La SAPI contracta par ailleurs un autre emprunt auprès
d’une société tiers, la société DIN ( Diffusion Industrielle Nouvelle), pour
l’achat d’un générateur d’eau douce et de 3 congélateurs, consentant ainsi à
cette dernière, non seulement une hypothèque sur le navire ( qui ne venait
toutefois qu’en dernier rang) mais encore, et selon les dispositions de la loi
de 1951, un nantissement sur ce matériel d’équipement.

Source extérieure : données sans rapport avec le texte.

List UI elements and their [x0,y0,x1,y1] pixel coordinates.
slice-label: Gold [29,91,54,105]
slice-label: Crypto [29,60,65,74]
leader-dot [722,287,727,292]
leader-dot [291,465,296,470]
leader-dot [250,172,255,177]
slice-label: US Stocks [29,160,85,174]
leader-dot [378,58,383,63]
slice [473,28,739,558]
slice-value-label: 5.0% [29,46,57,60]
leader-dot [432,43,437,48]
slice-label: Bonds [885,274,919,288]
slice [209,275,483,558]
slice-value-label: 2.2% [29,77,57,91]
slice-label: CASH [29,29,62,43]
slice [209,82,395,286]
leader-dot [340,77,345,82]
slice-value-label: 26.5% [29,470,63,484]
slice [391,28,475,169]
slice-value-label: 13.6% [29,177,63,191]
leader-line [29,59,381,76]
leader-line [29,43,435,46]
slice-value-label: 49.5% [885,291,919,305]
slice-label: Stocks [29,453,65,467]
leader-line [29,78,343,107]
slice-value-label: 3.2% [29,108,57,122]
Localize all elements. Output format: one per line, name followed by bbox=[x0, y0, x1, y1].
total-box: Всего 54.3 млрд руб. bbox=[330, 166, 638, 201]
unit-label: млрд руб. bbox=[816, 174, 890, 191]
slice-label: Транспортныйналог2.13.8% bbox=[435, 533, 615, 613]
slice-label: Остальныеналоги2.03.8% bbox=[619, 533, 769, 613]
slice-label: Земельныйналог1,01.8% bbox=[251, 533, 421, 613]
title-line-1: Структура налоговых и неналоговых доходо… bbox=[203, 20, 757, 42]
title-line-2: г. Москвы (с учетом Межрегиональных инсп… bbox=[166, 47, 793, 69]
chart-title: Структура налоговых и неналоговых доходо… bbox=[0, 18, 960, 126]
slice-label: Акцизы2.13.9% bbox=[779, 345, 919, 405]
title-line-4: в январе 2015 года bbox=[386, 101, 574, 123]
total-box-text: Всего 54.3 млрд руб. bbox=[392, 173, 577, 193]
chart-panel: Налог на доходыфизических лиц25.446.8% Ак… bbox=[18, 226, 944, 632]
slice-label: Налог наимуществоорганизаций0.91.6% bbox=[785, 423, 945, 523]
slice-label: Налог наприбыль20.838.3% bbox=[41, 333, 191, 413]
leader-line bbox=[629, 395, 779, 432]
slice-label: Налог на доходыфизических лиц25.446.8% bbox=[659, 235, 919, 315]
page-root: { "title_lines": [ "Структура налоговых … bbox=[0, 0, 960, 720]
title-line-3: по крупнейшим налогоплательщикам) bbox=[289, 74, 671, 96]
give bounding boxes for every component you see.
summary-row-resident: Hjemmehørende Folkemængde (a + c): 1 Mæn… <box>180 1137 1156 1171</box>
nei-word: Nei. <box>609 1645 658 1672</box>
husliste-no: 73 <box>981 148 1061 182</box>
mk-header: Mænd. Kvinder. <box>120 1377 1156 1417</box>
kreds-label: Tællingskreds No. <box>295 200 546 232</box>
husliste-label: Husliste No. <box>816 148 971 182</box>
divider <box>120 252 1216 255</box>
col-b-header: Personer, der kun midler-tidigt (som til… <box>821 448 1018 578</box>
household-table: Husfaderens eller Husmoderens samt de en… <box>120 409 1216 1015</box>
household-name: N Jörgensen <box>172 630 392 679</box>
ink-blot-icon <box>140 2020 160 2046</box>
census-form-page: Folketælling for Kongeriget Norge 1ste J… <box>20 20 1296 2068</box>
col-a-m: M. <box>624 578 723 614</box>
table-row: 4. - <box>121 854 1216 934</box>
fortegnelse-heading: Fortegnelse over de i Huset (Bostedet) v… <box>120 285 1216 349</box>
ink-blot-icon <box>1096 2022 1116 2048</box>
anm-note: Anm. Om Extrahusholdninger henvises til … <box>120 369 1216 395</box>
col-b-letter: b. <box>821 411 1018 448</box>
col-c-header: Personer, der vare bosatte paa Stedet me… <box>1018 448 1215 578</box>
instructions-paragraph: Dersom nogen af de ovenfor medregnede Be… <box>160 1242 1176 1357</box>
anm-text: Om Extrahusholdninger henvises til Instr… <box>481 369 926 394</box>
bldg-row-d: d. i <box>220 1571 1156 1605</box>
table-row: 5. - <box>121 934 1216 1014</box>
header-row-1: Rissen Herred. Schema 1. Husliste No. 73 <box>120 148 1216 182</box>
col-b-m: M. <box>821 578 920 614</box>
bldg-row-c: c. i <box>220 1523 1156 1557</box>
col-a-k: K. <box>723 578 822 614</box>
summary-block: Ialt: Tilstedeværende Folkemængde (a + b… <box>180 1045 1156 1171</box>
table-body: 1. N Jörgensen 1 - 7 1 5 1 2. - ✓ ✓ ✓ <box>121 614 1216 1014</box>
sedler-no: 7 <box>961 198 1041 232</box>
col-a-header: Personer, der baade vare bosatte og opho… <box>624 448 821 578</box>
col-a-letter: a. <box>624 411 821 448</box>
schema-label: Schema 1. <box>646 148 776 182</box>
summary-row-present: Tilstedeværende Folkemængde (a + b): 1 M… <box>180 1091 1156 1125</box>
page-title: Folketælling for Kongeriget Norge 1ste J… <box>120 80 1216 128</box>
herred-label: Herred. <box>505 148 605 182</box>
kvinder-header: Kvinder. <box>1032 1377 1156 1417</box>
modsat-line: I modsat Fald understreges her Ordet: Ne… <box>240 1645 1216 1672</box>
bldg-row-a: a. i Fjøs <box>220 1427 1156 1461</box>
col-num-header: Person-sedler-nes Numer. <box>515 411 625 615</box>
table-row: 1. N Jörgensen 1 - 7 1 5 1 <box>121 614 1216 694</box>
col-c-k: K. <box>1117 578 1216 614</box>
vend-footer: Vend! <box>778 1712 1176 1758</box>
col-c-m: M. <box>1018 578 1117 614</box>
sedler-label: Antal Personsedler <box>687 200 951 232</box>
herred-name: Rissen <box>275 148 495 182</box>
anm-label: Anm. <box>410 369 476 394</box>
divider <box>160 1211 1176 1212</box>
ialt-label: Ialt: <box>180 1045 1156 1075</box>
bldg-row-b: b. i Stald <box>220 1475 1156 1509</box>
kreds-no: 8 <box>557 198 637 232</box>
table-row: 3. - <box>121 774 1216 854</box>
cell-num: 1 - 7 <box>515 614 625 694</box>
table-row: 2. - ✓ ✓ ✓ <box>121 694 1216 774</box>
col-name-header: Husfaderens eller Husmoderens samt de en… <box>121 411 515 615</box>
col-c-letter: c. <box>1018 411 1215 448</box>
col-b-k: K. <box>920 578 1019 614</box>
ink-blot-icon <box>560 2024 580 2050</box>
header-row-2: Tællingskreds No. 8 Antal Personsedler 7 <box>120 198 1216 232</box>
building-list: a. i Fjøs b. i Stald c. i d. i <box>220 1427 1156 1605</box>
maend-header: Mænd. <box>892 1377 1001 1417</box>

La SAPI fut ensuite déclarée en faillite et la vente du
navire, nouvellement équipé, ordonnée.
La CA de Rennes, par un arrêt du 10 juillet 1968, décida que
le nantissement consenti à la DIN était opposable par celle-ci à la COFLUMA, au
motif que bien que la loi de 1951 relative au nantissement, exclut, par son
article 19-2, de son champs d’application, les bâtiments de mer, il n’en va pas
de même du matériel qui s’y trouve incorporé afin d’en assurer
l’équipement.
La question soulevée est donc la suivante :
Le nantissement consenti à 1 créancier sur des éléments
s’incorporant à un bâtiment de mer postérieurement à la constitution d’une
hypothèque de premier rang sur celui-ci en faveur d’un autre créancier, peut-il
être opposable, au regard du droit positif, à ce créancier hypothécaire en
cas de faillite de l’emprunteur ?
La cour de cassation, dans notre arrêt de 1970 a répondu
par la négative en venant casser le jugement rendu en appel.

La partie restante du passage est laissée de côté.